洗面台の鏡の中にいる自分に問い掛けてみた。
俺が綾乃に惹かれたのは…一体何が理由だったのだろうか。
思いがけない出来事によって失った響子と姿形が似ていたから?
響子という守りたいものを失ったことで、その矛先を見失っていた彷徨うベクトルが綾乃を見付けたことで、気持ちと共に綾乃に向いたから?

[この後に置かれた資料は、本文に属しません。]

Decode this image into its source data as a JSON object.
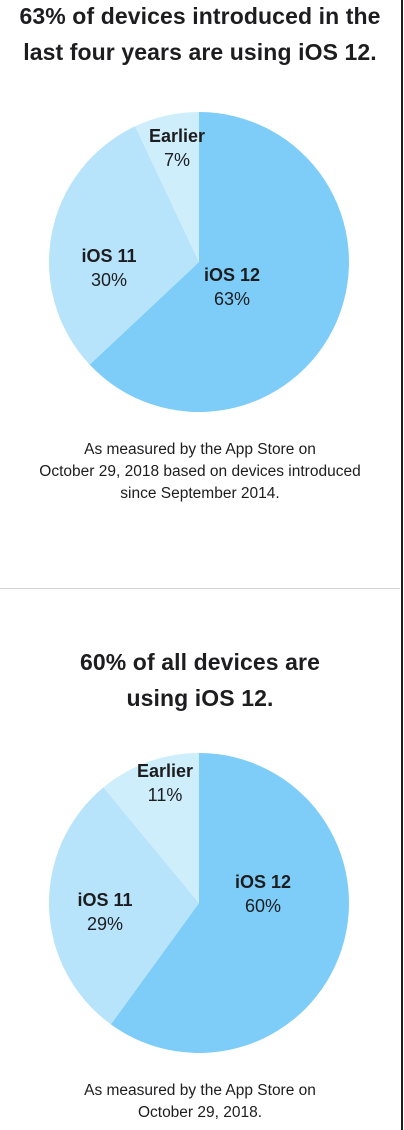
{
  "sections": [
    {
      "title_lines": [
        "63% of devices introduced in the",
        "last four years are using iOS 12."
      ],
      "caption_lines": [
        "As measured by the App Store on",
        "October 29, 2018 based on devices introduced",
        "since September 2014."
      ]
    },
    {
      "title_lines": [
        "60% of all devices are",
        "using iOS 12."
      ],
      "caption_lines": [
        "As measured by the App Store on",
        "October 29, 2018."
      ]
    }
  ],
  "colors": {
    "ios12": "#7ecdf8",
    "ios11": "#b7e3fb",
    "earlier": "#cfeefc",
    "text": "#1d1d1f"
  },
  "chart_data": [
    {
      "type": "pie",
      "title": "63% of devices introduced in the last four years are using iOS 12.",
      "unit": "%",
      "slices": [
        {
          "name": "iOS 12",
          "value": 63,
          "label": "63%"
        },
        {
          "name": "iOS 11",
          "value": 30,
          "label": "30%"
        },
        {
          "name": "Earlier",
          "value": 7,
          "label": "7%"
        }
      ]
    },
    {
      "type": "pie",
      "title": "60% of all devices are using iOS 12.",
      "unit": "%",
      "slices": [
        {
          "name": "iOS 12",
          "value": 60,
          "label": "60%"
        },
        {
          "name": "iOS 11",
          "value": 29,
          "label": "29%"
        },
        {
          "name": "Earlier",
          "value": 11,
          "label": "11%"
        }
      ]
    }
  ]
}
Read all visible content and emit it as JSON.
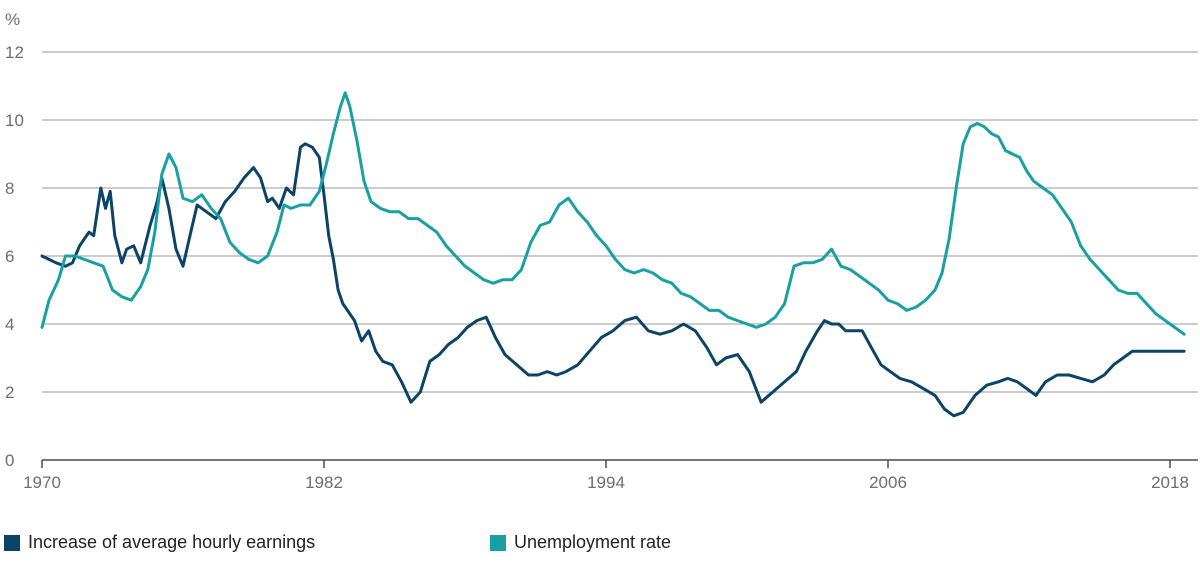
{
  "chart_data": {
    "type": "line",
    "unit_label": "%",
    "ylim": [
      0,
      12
    ],
    "y_ticks": [
      "0",
      "2",
      "4",
      "6",
      "8",
      "10",
      "12"
    ],
    "xlim": [
      1970,
      2018.6
    ],
    "x_ticks": [
      "1970",
      "1982",
      "1994",
      "2006",
      "2018"
    ],
    "grid": true,
    "legend_position": "bottom",
    "series": [
      {
        "name": "Increase of average hourly earnings",
        "color": "#0b4467",
        "x": [
          1970.0,
          1970.3,
          1970.6,
          1971.0,
          1971.3,
          1971.6,
          1971.8,
          1972.0,
          1972.2,
          1972.5,
          1972.7,
          1972.9,
          1973.1,
          1973.4,
          1973.6,
          1973.9,
          1974.2,
          1974.6,
          1974.9,
          1975.1,
          1975.4,
          1975.7,
          1976.0,
          1976.3,
          1976.6,
          1977.0,
          1977.4,
          1977.8,
          1978.2,
          1978.6,
          1979.0,
          1979.3,
          1979.6,
          1979.8,
          1980.1,
          1980.4,
          1980.7,
          1981.0,
          1981.2,
          1981.5,
          1981.8,
          1982.0,
          1982.2,
          1982.4,
          1982.6,
          1982.8,
          1983.0,
          1983.3,
          1983.6,
          1983.9,
          1984.2,
          1984.5,
          1984.9,
          1985.3,
          1985.7,
          1986.1,
          1986.5,
          1986.9,
          1987.3,
          1987.7,
          1988.1,
          1988.5,
          1988.9,
          1989.3,
          1989.7,
          1990.2,
          1990.7,
          1991.1,
          1991.5,
          1991.9,
          1992.3,
          1992.8,
          1993.3,
          1993.8,
          1994.3,
          1994.8,
          1995.3,
          1995.8,
          1996.3,
          1996.8,
          1997.3,
          1997.8,
          1998.3,
          1998.7,
          1999.1,
          1999.6,
          2000.1,
          2000.6,
          2001.1,
          2001.6,
          2002.1,
          2002.5,
          2003.0,
          2003.3,
          2003.6,
          2003.9,
          2004.2,
          2004.5,
          2004.9,
          2005.3,
          2005.7,
          2006.1,
          2006.5,
          2007.0,
          2007.5,
          2008.0,
          2008.4,
          2008.8,
          2009.2,
          2009.7,
          2010.2,
          2010.7,
          2011.1,
          2011.5,
          2011.9,
          2012.3,
          2012.7,
          2013.2,
          2013.7,
          2014.2,
          2014.7,
          2015.2,
          2015.6,
          2016.0,
          2016.4,
          2016.9,
          2017.4,
          2017.9,
          2018.3,
          2018.6
        ],
        "values": [
          6.0,
          5.9,
          5.8,
          5.7,
          5.8,
          6.3,
          6.5,
          6.7,
          6.6,
          8.0,
          7.4,
          7.9,
          6.6,
          5.8,
          6.2,
          6.3,
          5.8,
          6.9,
          7.6,
          8.3,
          7.4,
          6.2,
          5.7,
          6.6,
          7.5,
          7.3,
          7.1,
          7.6,
          7.9,
          8.3,
          8.6,
          8.3,
          7.6,
          7.7,
          7.4,
          8.0,
          7.8,
          9.2,
          9.3,
          9.2,
          8.9,
          7.8,
          6.6,
          5.9,
          5.0,
          4.6,
          4.4,
          4.1,
          3.5,
          3.8,
          3.2,
          2.9,
          2.8,
          2.3,
          1.7,
          2.0,
          2.9,
          3.1,
          3.4,
          3.6,
          3.9,
          4.1,
          4.2,
          3.6,
          3.1,
          2.8,
          2.5,
          2.5,
          2.6,
          2.5,
          2.6,
          2.8,
          3.2,
          3.6,
          3.8,
          4.1,
          4.2,
          3.8,
          3.7,
          3.8,
          4.0,
          3.8,
          3.3,
          2.8,
          3.0,
          3.1,
          2.6,
          1.7,
          2.0,
          2.3,
          2.6,
          3.2,
          3.8,
          4.1,
          4.0,
          4.0,
          3.8,
          3.8,
          3.8,
          3.3,
          2.8,
          2.6,
          2.4,
          2.3,
          2.1,
          1.9,
          1.5,
          1.3,
          1.4,
          1.9,
          2.2,
          2.3,
          2.4,
          2.3,
          2.1,
          1.9,
          2.3,
          2.5,
          2.5,
          2.4,
          2.3,
          2.5,
          2.8,
          3.0,
          3.2,
          3.2,
          3.2,
          3.2,
          3.2,
          3.2
        ]
      },
      {
        "name": "Unemployment rate",
        "color": "#1aa0a4",
        "x": [
          1970.0,
          1970.3,
          1970.7,
          1971.0,
          1971.4,
          1971.8,
          1972.2,
          1972.6,
          1973.0,
          1973.4,
          1973.8,
          1974.2,
          1974.5,
          1974.8,
          1975.1,
          1975.4,
          1975.7,
          1976.0,
          1976.4,
          1976.8,
          1977.2,
          1977.6,
          1978.0,
          1978.4,
          1978.8,
          1979.2,
          1979.6,
          1980.0,
          1980.3,
          1980.6,
          1981.0,
          1981.4,
          1981.8,
          1982.1,
          1982.4,
          1982.7,
          1982.9,
          1983.1,
          1983.4,
          1983.7,
          1984.0,
          1984.4,
          1984.8,
          1985.2,
          1985.6,
          1986.0,
          1986.4,
          1986.8,
          1987.2,
          1987.6,
          1988.0,
          1988.4,
          1988.8,
          1989.2,
          1989.6,
          1990.0,
          1990.4,
          1990.8,
          1991.2,
          1991.6,
          1992.0,
          1992.4,
          1992.8,
          1993.2,
          1993.6,
          1994.0,
          1994.4,
          1994.8,
          1995.2,
          1995.6,
          1996.0,
          1996.4,
          1996.8,
          1997.2,
          1997.6,
          1998.0,
          1998.4,
          1998.8,
          1999.2,
          1999.6,
          2000.0,
          2000.4,
          2000.8,
          2001.2,
          2001.6,
          2002.0,
          2002.4,
          2002.8,
          2003.2,
          2003.6,
          2004.0,
          2004.4,
          2004.8,
          2005.2,
          2005.6,
          2006.0,
          2006.4,
          2006.8,
          2007.2,
          2007.6,
          2008.0,
          2008.3,
          2008.6,
          2008.9,
          2009.2,
          2009.5,
          2009.8,
          2010.1,
          2010.4,
          2010.7,
          2011.0,
          2011.3,
          2011.6,
          2011.9,
          2012.2,
          2012.6,
          2013.0,
          2013.4,
          2013.8,
          2014.2,
          2014.6,
          2015.0,
          2015.4,
          2015.8,
          2016.2,
          2016.6,
          2017.0,
          2017.4,
          2017.8,
          2018.2,
          2018.6
        ],
        "values": [
          3.9,
          4.7,
          5.3,
          6.0,
          6.0,
          5.9,
          5.8,
          5.7,
          5.0,
          4.8,
          4.7,
          5.1,
          5.6,
          6.7,
          8.4,
          9.0,
          8.6,
          7.7,
          7.6,
          7.8,
          7.4,
          7.1,
          6.4,
          6.1,
          5.9,
          5.8,
          6.0,
          6.7,
          7.5,
          7.4,
          7.5,
          7.5,
          7.9,
          8.7,
          9.6,
          10.4,
          10.8,
          10.4,
          9.4,
          8.2,
          7.6,
          7.4,
          7.3,
          7.3,
          7.1,
          7.1,
          6.9,
          6.7,
          6.3,
          6.0,
          5.7,
          5.5,
          5.3,
          5.2,
          5.3,
          5.3,
          5.6,
          6.4,
          6.9,
          7.0,
          7.5,
          7.7,
          7.3,
          7.0,
          6.6,
          6.3,
          5.9,
          5.6,
          5.5,
          5.6,
          5.5,
          5.3,
          5.2,
          4.9,
          4.8,
          4.6,
          4.4,
          4.4,
          4.2,
          4.1,
          4.0,
          3.9,
          4.0,
          4.2,
          4.6,
          5.7,
          5.8,
          5.8,
          5.9,
          6.2,
          5.7,
          5.6,
          5.4,
          5.2,
          5.0,
          4.7,
          4.6,
          4.4,
          4.5,
          4.7,
          5.0,
          5.5,
          6.5,
          8.0,
          9.3,
          9.8,
          9.9,
          9.8,
          9.6,
          9.5,
          9.1,
          9.0,
          8.9,
          8.5,
          8.2,
          8.0,
          7.8,
          7.4,
          7.0,
          6.3,
          5.9,
          5.6,
          5.3,
          5.0,
          4.9,
          4.9,
          4.6,
          4.3,
          4.1,
          3.9,
          3.7
        ]
      }
    ]
  }
}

それじゃあまるで、響子の代わりでしかないじゃないか…。本当にそうなのか…綾乃を守りたいと思うのは、愛しているからなどではなく、ただ単に響子を守ることができなかった過ちを二度と繰り返したくなかったから…?

美波と出会ってしまったことで、俺の綾乃への想いは徐々にメッキが剥がれ、音もなく崩れ去ろうとしていた…。

――あ、ヤベ…綾乃に連絡するの…忘れてた。てか、電池も切れたまま充電してねーし…。